Kontinuitas Kengerian Perang
Inovasi Sam Mendes menggarap 1917 menyajikan diferensiasi estetis sebagai nilai jual terbesar di antara banyak film pada genre itu.
Inovasi Sam Mendes menggarap 1917 menyajikan diferensiasi estetis sebagai nilai jual terbesar di antara banyak film pada genre itu. Tak hanya mengisahkan korban yang tercabik pertempuran, film itu juga mengandung pesan kesetiaan prajurit menunaikan tugas, persaudaraan, dan kesetiakawanan.

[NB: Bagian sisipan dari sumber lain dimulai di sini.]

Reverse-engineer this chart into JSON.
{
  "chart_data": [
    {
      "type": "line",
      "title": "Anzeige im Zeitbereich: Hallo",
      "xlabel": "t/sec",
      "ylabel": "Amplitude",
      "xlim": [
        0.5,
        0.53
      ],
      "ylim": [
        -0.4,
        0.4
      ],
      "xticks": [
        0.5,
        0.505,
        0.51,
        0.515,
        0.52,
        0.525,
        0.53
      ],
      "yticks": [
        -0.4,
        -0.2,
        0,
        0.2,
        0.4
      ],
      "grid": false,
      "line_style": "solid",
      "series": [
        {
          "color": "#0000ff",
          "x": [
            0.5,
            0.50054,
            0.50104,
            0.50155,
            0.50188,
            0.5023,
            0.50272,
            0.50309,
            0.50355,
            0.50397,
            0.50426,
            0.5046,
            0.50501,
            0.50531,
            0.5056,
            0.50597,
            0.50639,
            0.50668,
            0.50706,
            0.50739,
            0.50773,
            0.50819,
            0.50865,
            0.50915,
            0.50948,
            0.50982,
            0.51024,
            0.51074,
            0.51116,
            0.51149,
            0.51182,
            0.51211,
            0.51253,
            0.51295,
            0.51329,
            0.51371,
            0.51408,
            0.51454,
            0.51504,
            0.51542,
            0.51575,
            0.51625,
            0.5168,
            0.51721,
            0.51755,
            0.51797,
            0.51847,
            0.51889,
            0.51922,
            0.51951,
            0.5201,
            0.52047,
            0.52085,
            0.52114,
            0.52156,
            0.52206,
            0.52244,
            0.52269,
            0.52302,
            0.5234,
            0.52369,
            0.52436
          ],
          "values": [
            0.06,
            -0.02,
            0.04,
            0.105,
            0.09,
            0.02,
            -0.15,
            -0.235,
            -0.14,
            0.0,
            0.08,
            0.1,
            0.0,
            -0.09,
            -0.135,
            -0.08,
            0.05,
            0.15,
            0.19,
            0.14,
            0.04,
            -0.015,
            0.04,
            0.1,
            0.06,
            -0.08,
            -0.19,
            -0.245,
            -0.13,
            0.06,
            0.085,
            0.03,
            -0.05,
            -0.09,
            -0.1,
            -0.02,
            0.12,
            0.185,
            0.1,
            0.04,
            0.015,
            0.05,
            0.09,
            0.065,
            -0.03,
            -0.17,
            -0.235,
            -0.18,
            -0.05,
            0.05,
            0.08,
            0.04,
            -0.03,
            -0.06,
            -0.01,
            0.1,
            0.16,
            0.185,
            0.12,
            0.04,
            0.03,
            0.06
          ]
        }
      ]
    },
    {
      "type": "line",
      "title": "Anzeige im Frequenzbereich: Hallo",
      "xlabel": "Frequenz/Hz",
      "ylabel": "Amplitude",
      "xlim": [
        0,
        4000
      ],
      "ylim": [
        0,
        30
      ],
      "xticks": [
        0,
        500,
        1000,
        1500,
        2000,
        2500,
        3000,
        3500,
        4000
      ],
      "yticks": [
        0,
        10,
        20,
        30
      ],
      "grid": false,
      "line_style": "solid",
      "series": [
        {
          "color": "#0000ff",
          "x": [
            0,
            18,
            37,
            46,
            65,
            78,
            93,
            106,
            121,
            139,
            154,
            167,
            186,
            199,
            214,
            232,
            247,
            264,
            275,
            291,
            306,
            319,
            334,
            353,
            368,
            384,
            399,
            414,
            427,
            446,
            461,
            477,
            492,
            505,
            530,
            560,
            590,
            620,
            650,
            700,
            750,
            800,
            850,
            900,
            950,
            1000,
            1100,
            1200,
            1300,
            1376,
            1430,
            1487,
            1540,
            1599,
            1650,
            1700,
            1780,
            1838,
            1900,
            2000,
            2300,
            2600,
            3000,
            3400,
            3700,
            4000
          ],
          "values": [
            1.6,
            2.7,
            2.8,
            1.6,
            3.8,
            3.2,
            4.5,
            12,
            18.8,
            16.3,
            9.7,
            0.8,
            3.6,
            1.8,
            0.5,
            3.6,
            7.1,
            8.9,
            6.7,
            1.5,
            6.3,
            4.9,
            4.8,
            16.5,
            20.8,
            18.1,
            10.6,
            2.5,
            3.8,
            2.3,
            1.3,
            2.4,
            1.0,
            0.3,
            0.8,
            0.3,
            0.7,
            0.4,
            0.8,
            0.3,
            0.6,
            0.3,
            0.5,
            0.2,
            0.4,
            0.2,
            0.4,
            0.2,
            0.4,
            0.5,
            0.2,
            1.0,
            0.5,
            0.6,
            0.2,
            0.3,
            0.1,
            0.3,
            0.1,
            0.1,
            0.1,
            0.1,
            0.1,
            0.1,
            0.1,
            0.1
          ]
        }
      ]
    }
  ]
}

Lelap kopral Tom Blake (Dean-Charles Chapman) terusik sepakan lars sersannya. Blake dan kolega sesama serdadu Inggris, kopral William Schofield (George MacKay) diperintahkan menghadap jenderal Erinmore (Colin Firth). ”Ada jenderal. Pasti agenda besar. Mungkin kita mau dikasih penghargaan,” ujar Blake.
Senda gurau Blake sirna ketika Erinmore menyampaikan instruksi mengantar surat untuk kolonel Mackenzie (Benedict Cumberbatch) yang memimpin batalyon kedua Resimen Devonshire. Saat itu, 6 April 1917, Perang Dunia I tengah berkecamuk di Eropa.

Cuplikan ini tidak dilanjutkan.